Seismic Design of Timber Panelized Roof Structures
Timber panelized roof construction is the dominant approach for large flat roof systems along the west coast. Its simplicity and economy make it a good choice for large distribution warehouses, industrial, commercial, and big-box retail buildings. It has also been utilized in churches, schools and other building types.
The panelized roof structure was developed in the 1950s in Northern California to facilitate fast forklift erection of flat roof systems using 4×8 plywood and 4x sawn purlins on an 8-foot module. Today, 8-foot wide panel assemblies up to 60 feet long are routinely installed and longer lengths are possible. More than 40,000 square feet can be installed in a single day.

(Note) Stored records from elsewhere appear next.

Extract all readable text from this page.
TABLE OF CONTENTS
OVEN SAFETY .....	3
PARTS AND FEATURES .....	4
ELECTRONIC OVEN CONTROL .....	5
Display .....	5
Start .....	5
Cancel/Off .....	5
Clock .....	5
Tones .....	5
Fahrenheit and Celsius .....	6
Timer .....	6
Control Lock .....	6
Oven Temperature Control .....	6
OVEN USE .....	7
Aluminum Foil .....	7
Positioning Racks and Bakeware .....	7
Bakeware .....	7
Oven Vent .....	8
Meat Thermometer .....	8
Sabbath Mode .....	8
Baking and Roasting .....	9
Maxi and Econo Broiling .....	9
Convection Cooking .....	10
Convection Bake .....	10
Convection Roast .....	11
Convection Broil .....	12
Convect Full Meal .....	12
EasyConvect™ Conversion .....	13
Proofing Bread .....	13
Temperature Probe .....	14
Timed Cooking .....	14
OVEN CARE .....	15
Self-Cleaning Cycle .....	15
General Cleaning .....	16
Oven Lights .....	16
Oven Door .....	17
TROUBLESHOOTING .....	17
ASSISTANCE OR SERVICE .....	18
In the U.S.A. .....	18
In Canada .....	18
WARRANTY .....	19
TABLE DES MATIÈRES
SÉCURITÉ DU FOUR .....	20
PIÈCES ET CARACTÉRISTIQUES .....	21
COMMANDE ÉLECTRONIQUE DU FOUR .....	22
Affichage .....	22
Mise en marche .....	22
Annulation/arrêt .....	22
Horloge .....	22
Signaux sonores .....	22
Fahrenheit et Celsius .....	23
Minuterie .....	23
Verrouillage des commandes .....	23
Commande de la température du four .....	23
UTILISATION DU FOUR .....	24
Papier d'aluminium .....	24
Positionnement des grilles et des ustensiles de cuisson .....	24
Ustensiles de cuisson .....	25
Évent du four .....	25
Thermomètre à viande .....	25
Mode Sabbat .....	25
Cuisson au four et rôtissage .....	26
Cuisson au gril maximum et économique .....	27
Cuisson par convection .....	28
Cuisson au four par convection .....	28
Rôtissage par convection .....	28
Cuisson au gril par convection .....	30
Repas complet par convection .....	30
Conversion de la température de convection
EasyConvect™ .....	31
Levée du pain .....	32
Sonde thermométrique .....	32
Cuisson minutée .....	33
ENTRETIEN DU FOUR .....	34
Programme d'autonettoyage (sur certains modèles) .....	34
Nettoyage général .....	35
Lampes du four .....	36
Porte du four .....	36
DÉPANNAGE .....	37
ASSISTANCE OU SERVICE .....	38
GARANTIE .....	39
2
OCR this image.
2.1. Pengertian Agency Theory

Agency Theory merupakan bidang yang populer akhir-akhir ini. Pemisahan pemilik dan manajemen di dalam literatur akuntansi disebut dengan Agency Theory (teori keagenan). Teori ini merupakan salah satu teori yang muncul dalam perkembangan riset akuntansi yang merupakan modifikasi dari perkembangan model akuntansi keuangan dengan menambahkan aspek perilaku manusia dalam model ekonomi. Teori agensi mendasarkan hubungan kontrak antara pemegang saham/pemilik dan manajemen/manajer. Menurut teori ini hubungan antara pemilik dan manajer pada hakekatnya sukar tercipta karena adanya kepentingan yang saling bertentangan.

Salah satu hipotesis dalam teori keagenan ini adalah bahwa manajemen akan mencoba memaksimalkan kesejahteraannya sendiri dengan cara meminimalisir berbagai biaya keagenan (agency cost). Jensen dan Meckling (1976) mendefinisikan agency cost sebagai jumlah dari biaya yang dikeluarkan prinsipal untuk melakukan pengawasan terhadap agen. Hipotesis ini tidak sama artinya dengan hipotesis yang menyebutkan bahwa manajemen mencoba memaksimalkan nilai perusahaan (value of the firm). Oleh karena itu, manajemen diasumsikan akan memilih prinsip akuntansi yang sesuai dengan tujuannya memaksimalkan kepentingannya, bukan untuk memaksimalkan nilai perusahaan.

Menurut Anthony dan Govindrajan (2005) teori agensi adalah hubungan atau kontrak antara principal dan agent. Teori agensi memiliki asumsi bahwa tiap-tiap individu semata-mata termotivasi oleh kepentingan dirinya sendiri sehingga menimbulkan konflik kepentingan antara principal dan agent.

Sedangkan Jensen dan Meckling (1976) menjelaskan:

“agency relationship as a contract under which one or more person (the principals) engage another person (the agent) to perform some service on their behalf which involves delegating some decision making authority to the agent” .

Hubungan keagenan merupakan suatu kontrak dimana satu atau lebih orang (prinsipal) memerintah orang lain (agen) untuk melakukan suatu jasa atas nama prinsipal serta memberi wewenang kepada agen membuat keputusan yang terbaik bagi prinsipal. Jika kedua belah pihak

The all-wood panelized system consisting of glue-laminated (glulam) purlins and girders has evolved into the more popular hybrid roof system, which consists of a wood panel diaphragm (plywood or oriented strand board) and repetitive 2x or 3x subpurlins, supported on factory-installed wood nailers attached to the top chord of open-web steel joists and joist girders (trusses).
This design example illustrates a large concrete tilt-up building in a seismically active area producing large diaphragm and wall anchorage forces. Special high-load diaphragm designs are used in conjunction with a hybrid style of the panelized roof structure.